Nearly every weekday evening he could be found perfecting technique in a climbing gym, which was where we first met. He'd joke "they set that route wrong, it's missing a hold… or perhaps Mercury is in Gatorade and the moon isn't quite aligned right," and we clicked instantly. We were each other’s photocopies: half Asian and full short and with identical mannerisms. We couldn't be around each other for long or else we would start ranting about what it meant to keep climbing pure, which would eventually lead to discussing the ethics of irrelevancies like bolting and soloing. Everything we did together was silly yet passionate, just as life should be.

The 22-year-old was an avid climber. He passed while free soloing a popular route on El Cajon Mountain. (Photo: Courtesy of Nathaniel Takatsuno)
The 22-year-old was an avid climber. He passed while free soloing a popular route on El Cajon Mountain. (Photo: Courtesy of Nathaniel Takatsuno)

Alone, he could be reserved, keeping conversation to a minimum, but when it came to climbing, he asked questions about must-do routes and hidden crags. He also spent his time browsing Mountain Project. He had an extensive bucket list, which included everything from local classics--to lead or free solo--to outrageous big walls. If you asked him what he wanted to scale next, he would respond with multiple routes with the intent to link them, no matter how tall or sustained they were. His goals were ambitious but believable--he was an avid backpacker and thoroughly committed to anything he said or did. Two of his most proud accomplishments--which had to be pried out of him--were completing the John Muir Trail at 16 over a span of two weeks and completing the Sierra High Route this past summer, both with his father. He was also skilled at carpentry and well-versed in political and social philosophies.

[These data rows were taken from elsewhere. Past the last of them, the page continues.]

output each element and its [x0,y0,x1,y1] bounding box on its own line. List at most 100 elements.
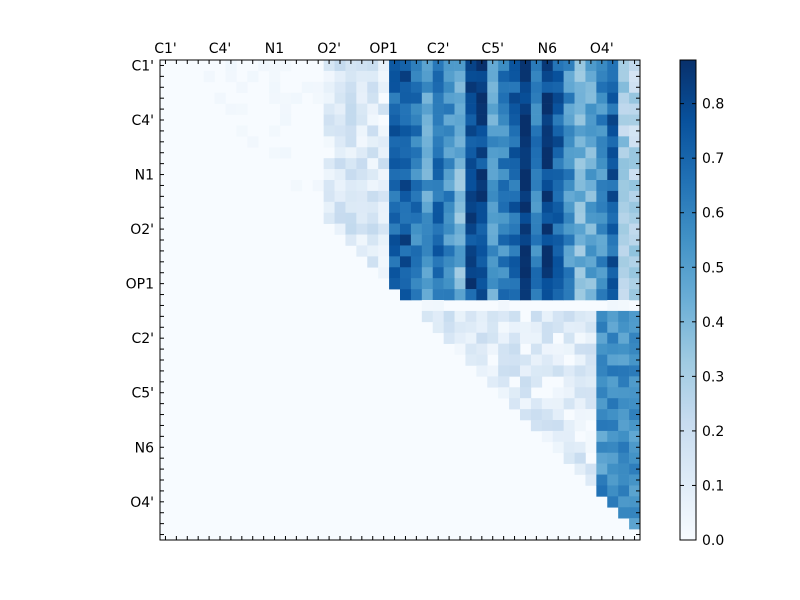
heatmap-cell [345,201,357,214]
y-tick-label: C1' [131,59,154,75]
heatmap-cell [400,201,412,214]
heatmap-cell [432,103,444,115]
heatmap-cell [225,103,237,115]
colorbar-tick-label: 0.4 [702,315,724,331]
heatmap-cell [378,256,390,268]
heatmap-cell [345,92,357,104]
heatmap-cell [345,158,357,170]
heatmap-cell [607,278,619,290]
heatmap-cell [323,158,335,170]
heatmap-cell [476,278,488,290]
x-tick-label: N1 [265,41,284,57]
heatmap-cell [367,169,379,181]
heatmap-cell [476,158,488,170]
heatmap-cell [432,70,444,83]
heatmap-cell [520,60,532,72]
heatmap-cell [465,267,477,279]
heatmap-cell [421,81,434,94]
heatmap-cell [367,223,379,235]
heatmap-cell [432,158,444,170]
heatmap-cell [509,81,521,94]
heatmap-cell [596,70,608,83]
heatmap-cell [563,158,575,170]
heatmap-cell [465,70,477,83]
heatmap-cell [596,310,608,323]
heatmap-cell [509,114,521,126]
colorbar-tick-label: 0.5 [702,260,724,276]
heatmap-cell [367,180,379,192]
heatmap-cell [454,256,466,268]
heatmap-cell [487,60,499,72]
heatmap-cell [367,136,379,148]
heatmap-cell [541,190,554,203]
heatmap-cell [225,70,237,83]
heatmap-cell [432,223,444,235]
heatmap-cell [356,136,368,148]
heatmap-cell [236,125,248,137]
heatmap-cell [509,201,521,214]
heatmap-cell [258,60,270,72]
heatmap-cell [563,321,575,334]
heatmap-cell [585,387,597,399]
heatmap-cell [574,332,586,344]
heatmap-cell [530,147,543,159]
y-tick-label: OP1 [126,277,154,293]
heatmap-cell [334,81,346,94]
heatmap-cell [323,70,335,83]
heatmap-cell [367,125,379,137]
heatmap-cell [541,430,554,443]
heatmap-cell [585,332,597,344]
heatmap-cell [498,125,510,137]
heatmap-cell [563,60,575,72]
heatmap-cell [356,234,368,246]
heatmap-cell [367,201,379,214]
heatmap-cell [367,81,379,94]
heatmap-cell [563,430,575,443]
heatmap-cell [410,147,423,159]
heatmap-cell [367,245,379,257]
heatmap-cell [487,114,499,126]
heatmap-cell [618,289,630,301]
heatmap-cell [552,190,564,203]
heatmap-cell [585,398,597,410]
heatmap-cell [563,420,575,432]
heatmap-cell [629,332,641,344]
heatmap-cell [498,103,510,115]
heatmap-cell [454,321,466,334]
heatmap-cell [618,114,630,126]
heatmap-cell [607,103,619,115]
heatmap-cell [345,190,357,203]
heatmap-cell [552,354,564,366]
heatmap-cell [629,158,641,170]
heatmap-cell [509,256,521,268]
heatmap-cell [454,278,466,290]
heatmap-cell [574,398,586,410]
heatmap-cell [574,223,586,235]
heatmap-cell [454,343,466,355]
heatmap-cell [629,92,641,104]
heatmap-cell [476,267,488,279]
heatmap-cell [552,147,564,159]
heatmap-cell [487,245,499,257]
heatmap-cell [443,125,455,137]
heatmap-cell [465,136,477,148]
heatmap-cell [585,92,597,104]
heatmap-cell [563,180,575,192]
heatmap-cell [596,365,608,377]
heatmap-cell [574,365,586,377]
heatmap-cell [487,223,499,235]
heatmap-cell [585,343,597,355]
heatmap-cell [443,60,455,72]
x-tick-label: C1' [154,41,177,57]
heatmap-cell [389,92,401,104]
heatmap-cell [378,212,390,224]
heatmap-cell [520,365,532,377]
heatmap-cell [421,60,434,72]
heatmap-cell [280,60,292,72]
heatmap-cell [530,60,543,72]
heatmap-cell [367,70,379,83]
heatmap-cell [585,212,597,224]
heatmap-cell [465,201,477,214]
heatmap-cell [509,278,521,290]
heatmap-cell [574,125,586,137]
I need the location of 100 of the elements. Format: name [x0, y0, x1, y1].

Universally, those who knew Nate admired him for his ability to see past the burden of hiccups and road bumps. Undeterred when things went wrong, his motto was, "It's fine. Everything's fine." He meant it, living a life free from regret and serving as a role model for all who got to know him. He was unapologetically intentional and genuine. He kept minimal belongings in the event that a life on the road called his name. He chose a graduate school based on his calling to the mountains. He would offer to carry all the gear on a steep approach, encourage your greatest aspirations even if they made you sound delusional, press your frozen hands against his face in an effort to help you regain feeling, and help rationalize your most physically and mentally painstaking days. When he got to know you, he cared about you deeply. One time he looked me square in the eyes mid-climb to solemnly state, "I'd feel much worse if you died than me." He once pulled up his dad from a fall into a rock pile while hiking. He had plans in the near future to help guide a group of beginner backpackers through the Sierras.

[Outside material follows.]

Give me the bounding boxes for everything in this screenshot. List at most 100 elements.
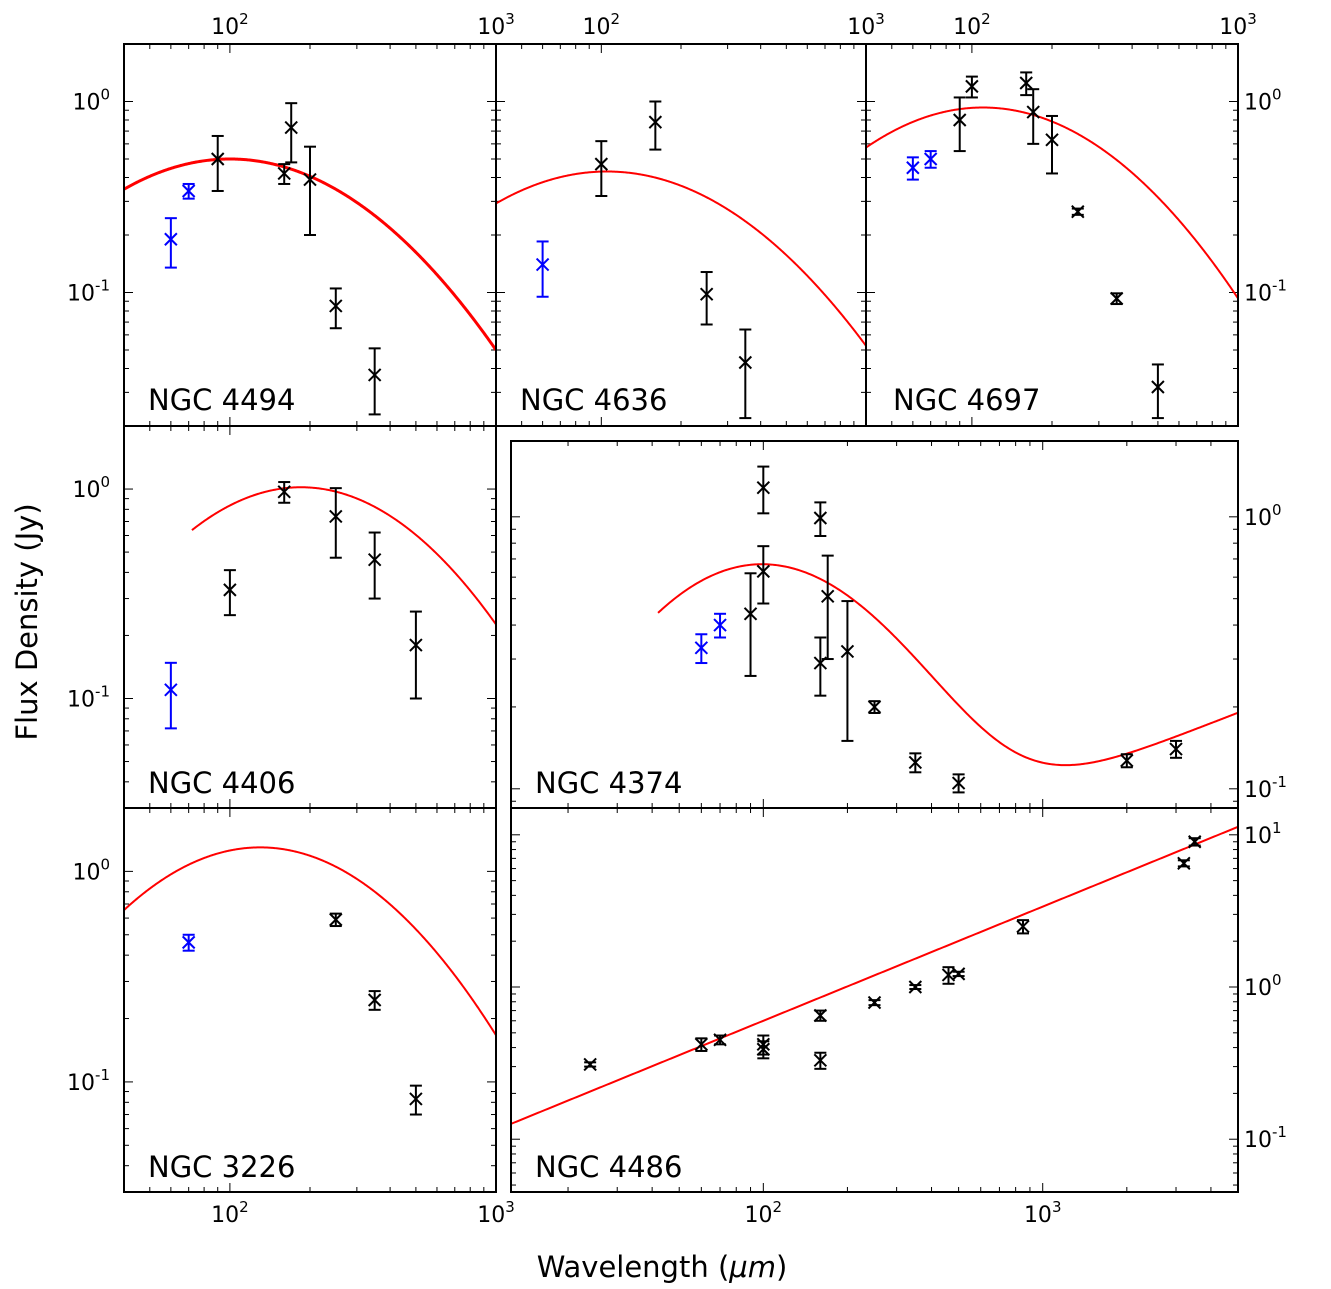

Not many people would devote all their free time, all their extra expenses, all their head space, and a whole heart to go after what they loved--but Nate consistently did all of the above, and went above and beyond doing it. His deeply instilled sense of pragmatism was a rejuvenating breath of fresh air, the kind that made you feel like you could conquer any experience Mother Nature throws in front of you. His enthusiasm for new experiences and prettier views is a quality some take a lifetime to appreciate. Nate will be remembered for his immense love of life, as being a stellar human, and a vigorous outdoorsman.